Por unanimidade, a segunda turma do Supremo Tribunal Federal (STF) manteve a decisão de Dias Toffoli favorável ao Porta dos Fundos contra a decisão do Tribunal de Justiça do Rio de Janeiro de censurar o programa A Primeira Tentação de Cristo, da Netflix. As informações são de O Globo.
No especial de Natal de 2019, Jesus (Gregório Duvivier) é mostrado chegando à ceia de sua família após retornar do seu exílio de 40 dias no deserto, acompanhado de um namorado que conheceu na viagem, Orlando (Fábio Porchat). O retrato de Jesus como homossexual gerou uma série de protestos de grupos cristãos, que recorreram à Justiça.
A suspensão do programa foi determinada por uma liminar promulgada pelo desembargador Benedicto Abicair, da 6ª Câmara Cível do Tribunal de Justiça do Rio de Janeiro, e foi suspensa menos de 24 horas mais tarde pelo presidente do STF.
Na sessão desta terça-feira (3), votaram em favor ao serviço de streaming os ministros Gilmar Mendes, Edson Fachin, Cármen Lúcia e Ricardo Lewandowski. Mendes, relator do caso, concluiu que o especial "não incita violência a grupos religiosos, mas constitui mera crítica realizada por meio de sátira, a elementos caros ao cristianismo":
— Por mais questionável que possa vir a ser a qualidade desta produção artística, não identifico em seu conteúdo fundamento que justifique qualquer tipo de ingerência estatal — afirmou.
Já Fachin defendeu a Netflix, declarando que a companhia foi transparente sobre o tipo de conteúdo que estava veiculando em sua plataforma.
— A reclamante (Netflix) corretamente disponibilizou, em sua plataforma, as informações relativas à classificação indicativa, alertando o público quanto à idade recomendada, o gênero do filme e os caracteres de seu conteúdo. Não apenas se mostraram cumpridas as obrigações de ordem administrativa, senão também ficou expressa a transparência da inserção do conteúdo artístico na esfera pública.

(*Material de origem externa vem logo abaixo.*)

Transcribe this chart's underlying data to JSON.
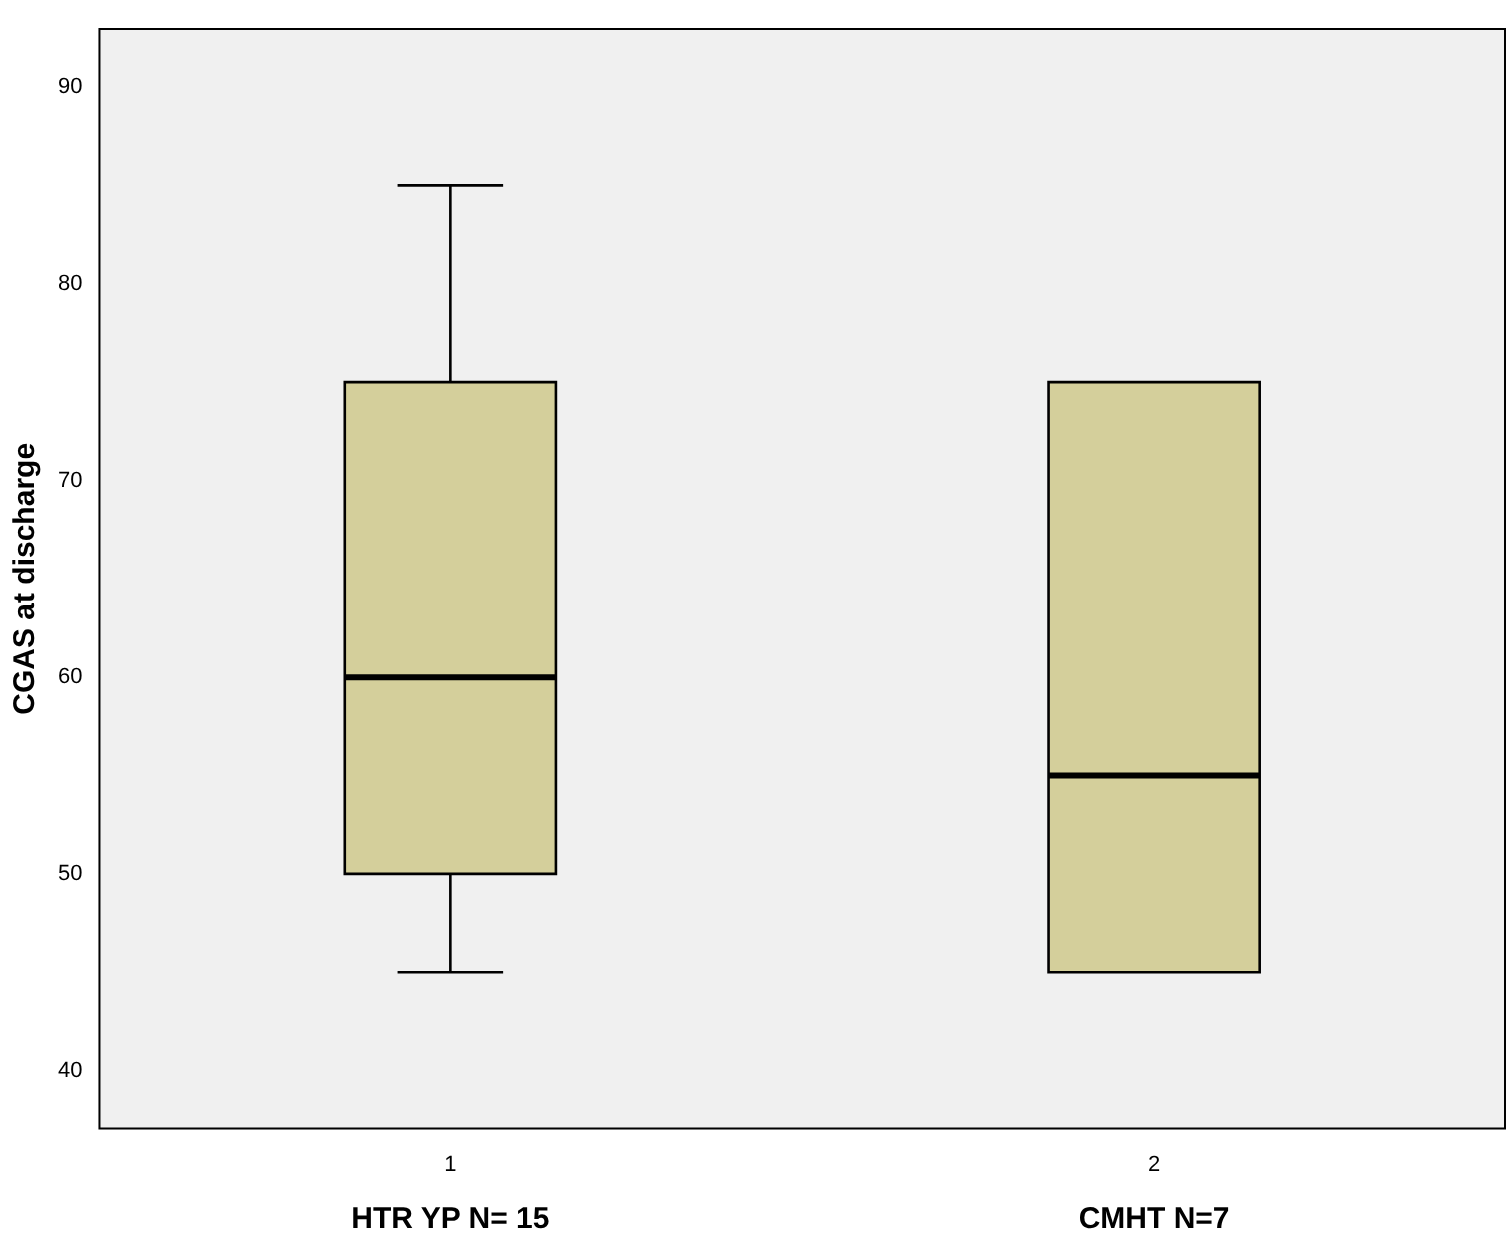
{
  "chart_data": {
    "type": "box",
    "ylabel": "CGAS at discharge",
    "categories": [
      "1",
      "2"
    ],
    "boxes": [
      {
        "low": 45,
        "q1": 50,
        "median": 60,
        "q3": 75,
        "high": 85
      },
      {
        "low": 45,
        "q1": 45,
        "median": 55,
        "q3": 75,
        "high": 75
      }
    ],
    "color": "#d4cf9b",
    "ylim": [
      37,
      93
    ],
    "yticks": [
      40,
      50,
      60,
      70,
      80,
      90
    ],
    "annotations": [
      "HTR YP N= 15",
      "CMHT N=7"
    ]
  }
}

Em entrevista ao UOL, o advogado da Netflix e do canal de humor Porta dos Fundos, Gustavo Binenbojm, argumentou que o especial não seria uma violação à honra, já que a homossexualidade, por si só, não é desonrosa. Ele questionou o silêncio dos religiosos a respeito do programa de Natal de 2018, vencedor do Emmy Internacional, em que o personagem de Jesus era retratado como um mau-caráter.
— Então, veja, no ano anterior a figura de Jesus é representada no humorístico ficcional como um homicida, e nada se diz. Mas quando é comparado a um homossexual, a reação é discriminatória e homofóbica de quem não reconhece a prerrogativa de artistas se expressarem por meio da hipérbole.
Processo
Lançado no ano passado, o especial de Natal do Porta dos Fundos rapidamente se tornou alvo de críticas de grupos cristãos. No início deste ano, por decisão do desembargador Benedicto Acicair, a Justiça do Rio de Janeiro suspendeu a exibição do programa na Netflix, atendendo a uma ação movida pela Associação Centro Dom Bosco de Fé e Cultura.
A censura foi revertida no mesmo dia pelo ministro do STF Dias Toffoli, que afirmou que "uma sátira humorística não teria o condão de abalar valores da fé cristã, cuja existência retrocede há mais de 2 mil anos, estando insculpida na crença da maioria dos cidadãos brasileiros". Logo depois, a Netflix registrou uma reclamação para avaliar a censura por parte do TJRJ.
Em parecer enviado ao STF, a Procuradoria-Geral da República já apontou que houve censura à Netflix e defendeu a permanência do especial de Natal do Porta dos Fundos, de acordo com o UOL.